Few businesses provide more topical examples of that process than newspapers. The internet revolution has seen readers and advertising migrate rapidly online cutting both traditional sources of print revenue.

Circulations are in decline, staff are being cut and companies are making radical changes in a desperate bid to survive. Throw in a deepening recession and the odds are horrible.

A few news items have showe dup recently which makes me think the day one of our national’s stops printing is getting close…

  1. Last week-end’s Sunday Times published a piece by Andrew Sullivan titled: “Read all about it: Newspapers are done for.” Newspaper circulations globally have been declining by 2% pa for much of the past decade he writes and the fall in US circulations this year is running at more than twice that.   
  2. The Chicago Tribune group filed for bankruptcy on December 8. It was the second largest newspaper publisher in the US counting The Los Angeles Times and Chicago Tribune amongst its stable. Done for by a lethal cocktail of $13bn debt, an 8% circulation decline decline in the past year and collapsing ad revenues.
  3. In October, the US Christian Science Monitor announced it was discontinuing the print production of its newspaper and transferring it online.
  4. In November, the magazine which has been spreading the word on computers since 1982 - PC Magazine will exist online only from next January. 
  5. “I have a hunch that early next year at least one large British newspaper company will have to take the same drastic action as the Tribune company. But which will be the first to go into administration?” asks media correspondent, Roy Greenslade in last night’s Evening Standard.

No doubt he has a pretty good idea but keeps mum on naming names. Further comment supports the view as he reports layoffs at The Telegraph and the Indy. The latter is moving office too and bunking in with the Evening Standard in Kensington!

2009 is shaping up to be a watershed year.

 


Those in work…and those not

Posted by robin in Financial Articles Market Commentary Wednesday November 12, 2008 4:42 pm


Starting with the bleeding’ obvious…

From record lows, unemployment is now going up and the new trend will continue for many months from here. Cue TV news crews hunting down tales of financial hardship from the newly redundant.

Squinting at the latest government stats, let’s start with the big picture…

How many people of working age (aged between 16-59/64) are there in the UK?

Answer: 39.1m

So a ballpark two-thirds assuming a total population of 61m.

But, of course, it’s not that simple. Not all of that 39.1m work…

So how many don’t?

Well, more than a fifth of that number are, to use the official definition, ”economically inactive”.

Before abusive terms such as “lazy toe rags” spring to mind from taxpaying readers, let’s see who makes up this group…

The Office of National Statistics explains - they are unable to work.

Pourquoi?

Well, it’s a hotchpotch of circumstance really but ”reasons include being a student, being disabled, or looking after the family and home”.

So from our 39.1m we need to subtract these “inactives” to reach the total available to put in a day’s graft. 

This brings us down to near 31.7m souls. 

But as we know too well, not everyone of that number boasts a job.

How many don’t?

The latest count says 1.82m don’t.

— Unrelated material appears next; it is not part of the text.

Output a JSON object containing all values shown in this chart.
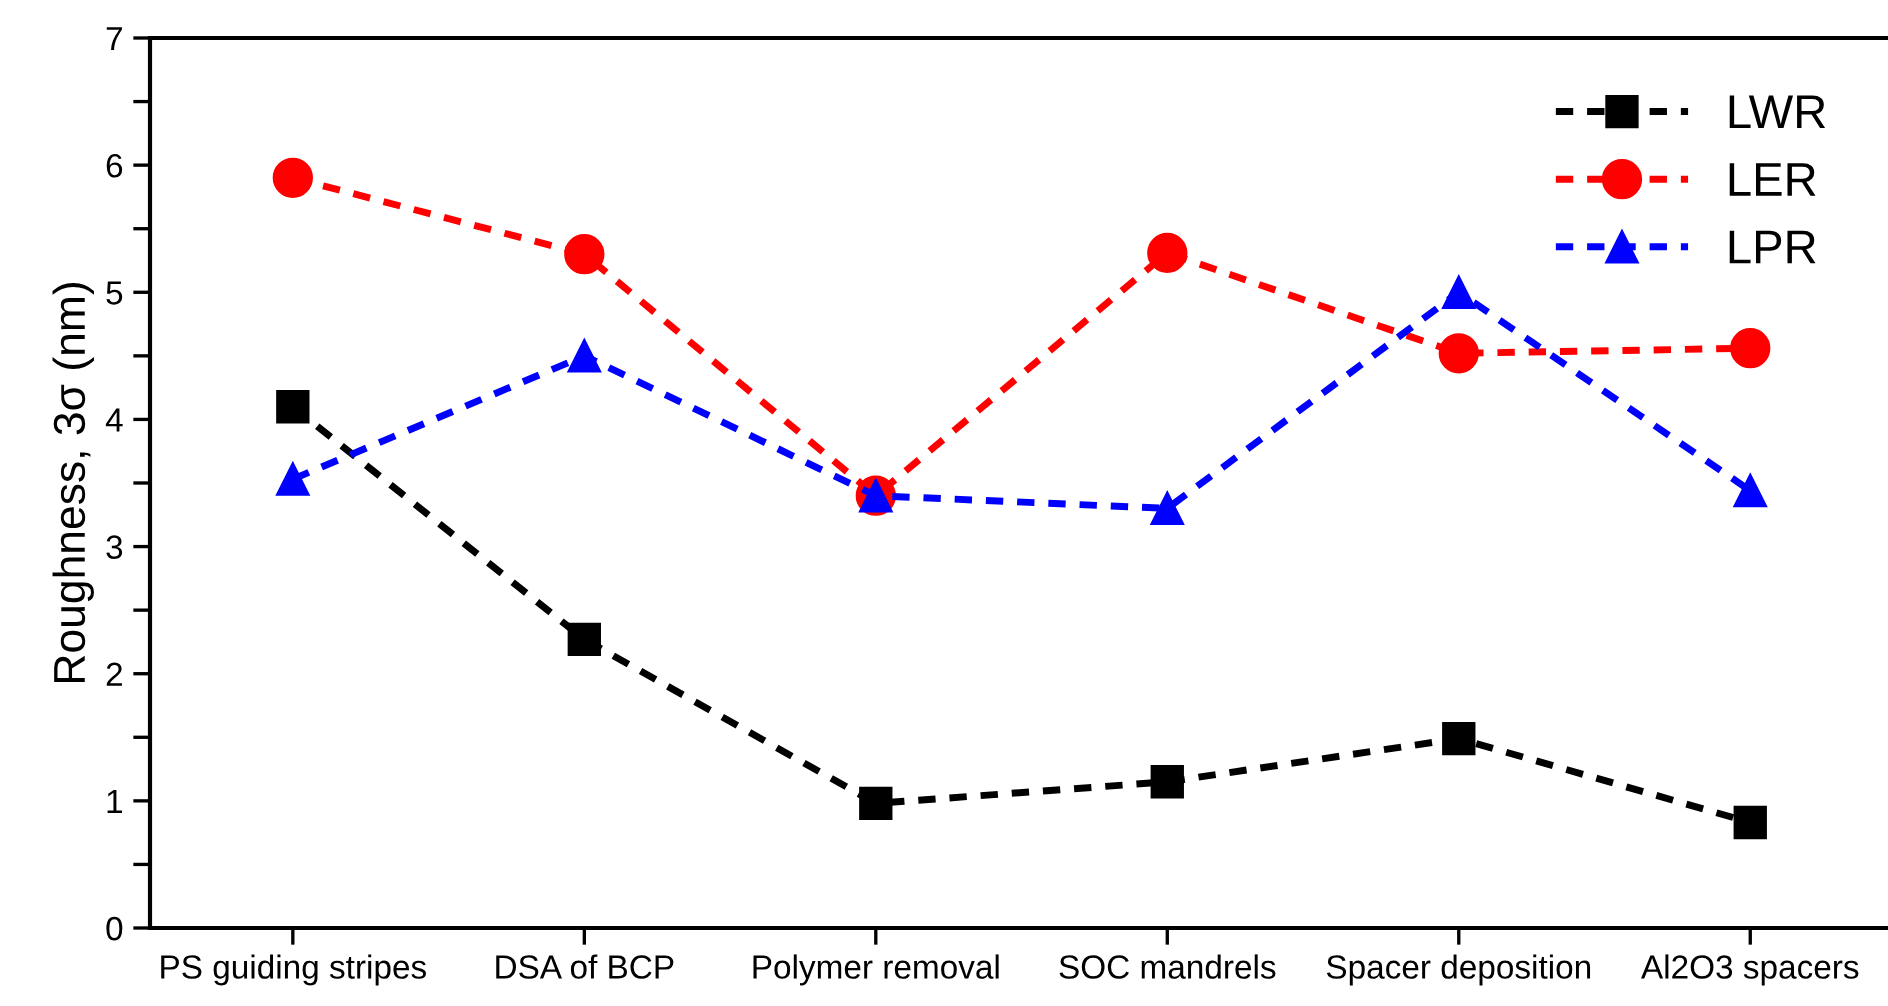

Up 140,000 on the previous quarter and rising at its fastest pace for 17 years says Bank of England governor Mervyn King. Gloomy estimates suggest it could hit 2m by Christmas and more than 3m by 2010.

But currently our 31.7m drops a little more, to 29.4m… A total now less than half the UK population.

And of the 1.82m unemployed, the number on the dole (aka Jobseekers allowance) is nearing 1m.

This is quite a sea change from a few short months ago when the Department for Work and Pensions proclaimed in a press release that there was a record high employment level at 29.4m and record low claimant count at under 800,000. Then Employment Minister Stephen Timms, now installed at the Treasury, crowed:

“These figures show we continue to have a strong and stable labour market with both record numbers in employment and the lowest claimant count for 32 years.

If you could have shorted the UK unemployment rate, that was the moment. Whenever news of a multi-year record in anything hits the airwaves it’s time to bet the other way, Everything, as they say, reverts to the mean. 

Interestingly, the total in work at 29.4m, continues at around the record level hit in February. But it did fall 99,000 over the quarter and not nearly gloomy enough to sell a newspaper.